Junior Achievement helps prepare young people for the real world by showing them how to generate wealth and effectively manage it, how to create jobs which make their communities more robust, and how to apply entrepreneurial thinking to the workplace. Globe University staff and faculty helped the elementary school students put these lessons into action and learn the value of contributing to their communities.
“The volunteers from Globe University gave the students a chance to dream, to use their imagination, to be creative, to work together in teams, to have fun and learn new things, and to realize that people that they don’t even know care about them and their future,” said Sharon Severson, senior program director at Junior Achievement of the Upper Midwest.
Volunteering with JA enabled the Globe University-Woodbury campus to showcase the university’s “We Care” philosophy by taking time out of the employees’ schedules to give back to the local community. Children are our future, and partnering with JA allowed Globe University to help inspire and prepare the young people of our community to succeed in a global economy, which aligns with Globe’s vision and mission.
About Junior Achievement
Junior Achievement USA reaches more than four million students per year in 176,000 classrooms and after-school locations with the goal to inspire and prepare young people to succeed in a global economy.
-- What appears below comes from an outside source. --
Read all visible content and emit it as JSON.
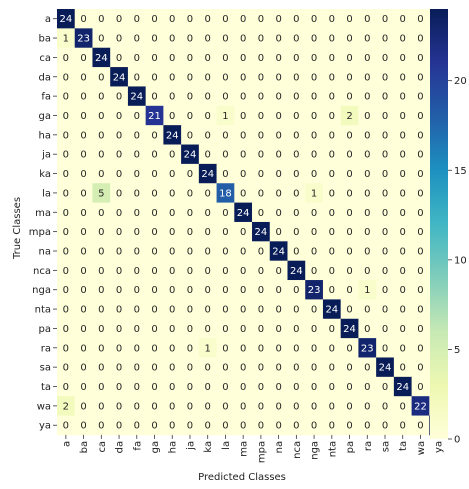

JA programs are taught by volunteers in inner cities, suburbs, and rural areas throughout the United States, in more than 120 Area Offices in all 50 states.
Junior Achievement’s 178,000 classroom volunteers come from all walks of life, including: business people, college students, parents and retirees. These dedicated individuals are the backbone of our organization.
“We hope the volunteers felt that this was a rewarding volunteer opportunity, and that they know they really did make a difference in the lives of some of these children,” said Severson.